Les Monologues du machin en quête de Molière 2026

Les Monologues du machin en quête de Molière 2026
Les Monologues du machin en quête de Molière 2026
Les Monologues du machin en quête de Molière 2026
Les Monologues du machin en quête de Molière 2026
Les Monologues du machin en quête de Molière 2026
Les Monologues du machin en quête de Molière 2026
Les Monologues du machin en quête de Molière 2026

" Tout tout tout vous saurez tout sur le zizi" chantait Pierre Perret en 1974... 

"Les Monologues du machin" : le zizi comme objet d’étude (et de candidature aux Molières)!
Il fallait du cran — ou un solide sens du timing — pour se positionner en contre-pied d’un monument comme "Les Monologues du vagin", créé en 1999 par Eve Ensler, traduit en 45 langues et joué pendant un quart de siècle aux quatre coins du globe. 

Vingt-cinq ans de triomphe planétaire, et voilà qu’arrive Thomas Caruso Aragona avec son “machin”. On sent déjà la crispation lexicale.

Le geste est malin : ne pas répondre frontalement, ne pas singer, mais proposer un miroir légèrement déformant. Ici, les trois comédiens forment un chœur polyphonique un peu doct parfois, car on est dans une forme hybride, mi-théâtre mi-conférence. 

On apprend beaucoup sur le zizi. Vraiment. Anatomie, sociologie, statistiques, projections, citations. Le spectacle manie le PowerPoint invisible avec une application presque studieuse.

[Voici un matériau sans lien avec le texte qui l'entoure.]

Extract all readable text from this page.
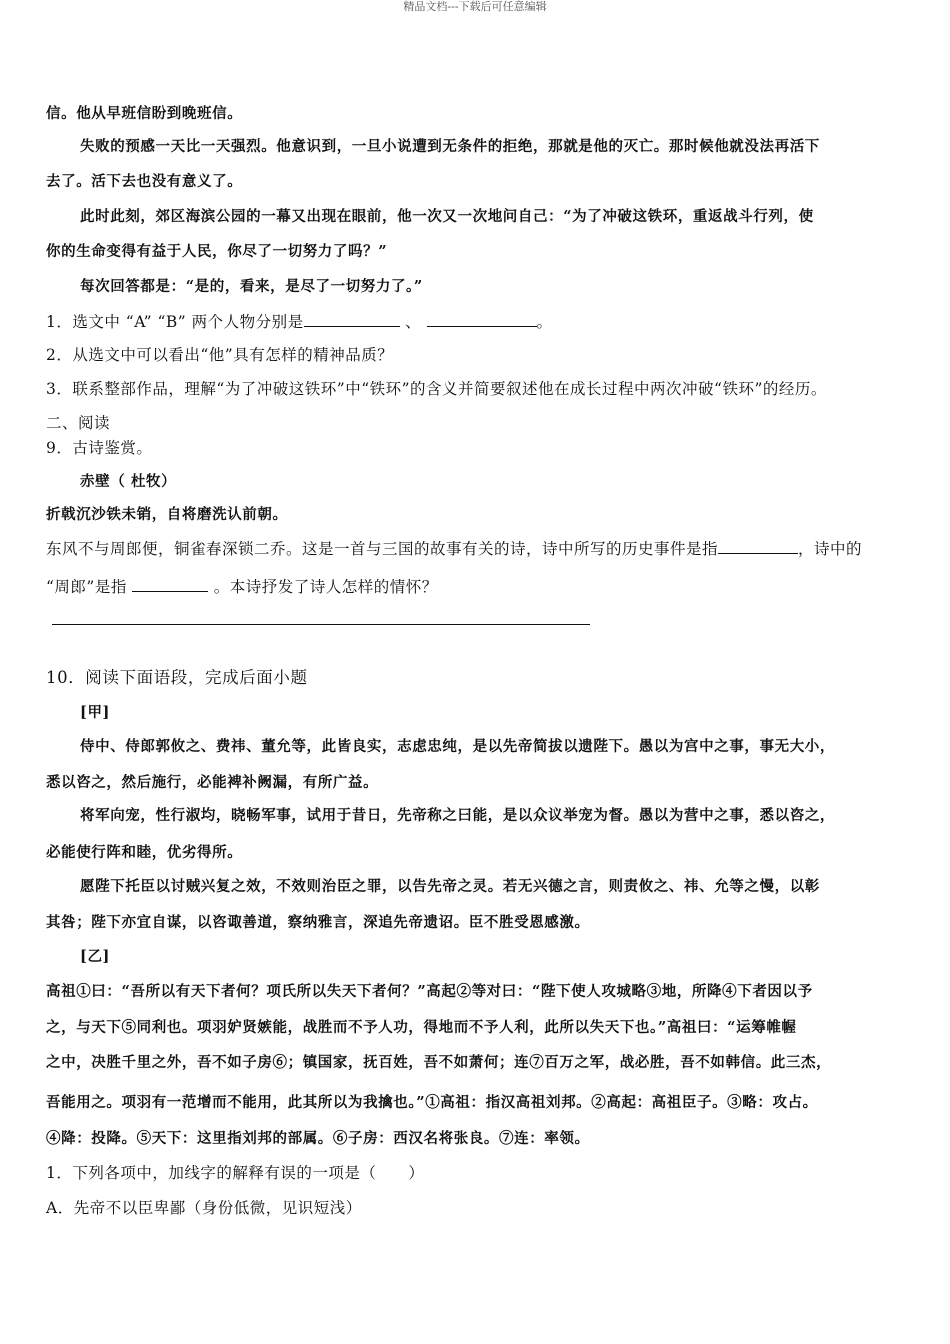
精品文档---下载后可任意编辑
信。他从早班信盼到晚班信。
失败的预感一天比一天强烈。他意识到，一旦小说遭到无条件的拒绝，那就是他的灭亡。那时候他就没法再活下
去了。活下去也没有意义了。
此时此刻，郊区海滨公园的一幕又出现在眼前，他一次又一次地问自己：“为了冲破这铁环，重返战斗行列，使
你的生命变得有益于人民，你尽了一切努力了吗？”
每次回答都是：“是的，看来，是尽了一切努力了。”
1．选文中 “A” “B” 两个人物分别是	、	。
2．从选文中可以看出“他”具有怎样的精神品质？
3．联系整部作品，理解“为了冲破这铁环”中“铁环”的含义并简要叙述他在成长过程中两次冲破“铁环”的经历。
二、阅读
9．古诗鉴赏。
赤壁（ 杜牧）
折戟沉沙铁未销，自将磨洗认前朝。
东风不与周郎便，铜雀春深锁二乔。这是一首与三国的故事有关的诗，诗中所写的历史事件是指	，诗中的
“周郎”是指	。本诗抒发了诗人怎样的情怀？
10．阅读下面语段，完成后面小题
[甲]
侍中、侍郎郭攸之、费祎、董允等，此皆良实，志虑忠纯，是以先帝简拔以遗陛下。愚以为宫中之事，事无大小，
悉以咨之，然后施行，必能裨补阙漏，有所广益。
将军向宠，性行淑均，晓畅军事，试用于昔日，先帝称之曰能，是以众议举宠为督。愚以为营中之事，悉以咨之，
必能使行阵和睦，优劣得所。
愿陛下托臣以讨贼兴复之效，不效则治臣之罪，以告先帝之灵。若无兴德之言，则责攸之、祎、允等之慢，以彰
其咎；陛下亦宜自谋，以咨诹善道，察纳雅言，深追先帝遗诏。臣不胜受恩感激。
[乙]
高祖①曰：“吾所以有天下者何？项氏所以失天下者何？”高起②等对曰：“陛下使人攻城略③地，所降④下者因以予
之，与天下⑤同利也。项羽妒贤嫉能，战胜而不予人功，得地而不予人利，此所以失天下也。”高祖曰：“运筹帷幄
之中，决胜千里之外，吾不如子房⑥；镇国家，抚百姓，吾不如萧何；连⑦百万之军，战必胜，吾不如韩信。此三杰，
吾能用之。项羽有一范增而不能用，此其所以为我擒也。”①高祖：指汉高祖刘邦。②高起：高祖臣子。③略：攻占。
④降：投降。⑤天下：这里指刘邦的部属。⑥子房：西汉名将张良。⑦连：率领。
1．下列各项中，加线字的解释有误的一项是（　　）
A．先帝不以臣卑鄙（身份低微，见识短浅）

Toutefois et c’est là que réside l’intelligence du projet : parler du pénis sans vulgarité, sans forfanterie, en prenant le risque de questionner la salle, disséquer l’objet non pas pour rire gras, mais pour comprendre ce qu’il charrie de symbolique, de pression sociale, d’héritage culturel, c'est faire le point. 
La stérilité masculine sera le seul sujet oublié dans cette Revue.

Car il y a une partie “post-MeToo” qui constitue le cœur battant (oui, c’est assumé) du spectacle. Le monologue tout en gravité, quitte la posture du pédagogue ironique pour explorer la place de l’homme d'aujourd’hui, entre culpabilité intériorisée puis assumée. Cette rupture de ton s'inscrit dans une tentative de cartographie d’un territoire masculin devenu mouvant.

Ce qui amuse -ou déplaît- c’est le contraste constant entre la rigueur documentaire et la vulnérabilité affichée. Les chiffres tombent comme des preuves à charge, puis les comédiens les fissurent avec une anecdote personnelle. Certains tient aux éclats, d'autres comme moi sourient. 

Le spectacle avance ainsi, oscillant entre conférence sociologique et une pointe de confessions contrôlées. Par moments, la densité des données frôle l’overdose statistique — on sent l’envie de tout prouver, de ne rien laisser au hasard, comme si le moindre flou serait suspect. C’est le léger défaut d’une pièce qui veut être d'une pensée irréprochable : elle en devient parfois démonstrative.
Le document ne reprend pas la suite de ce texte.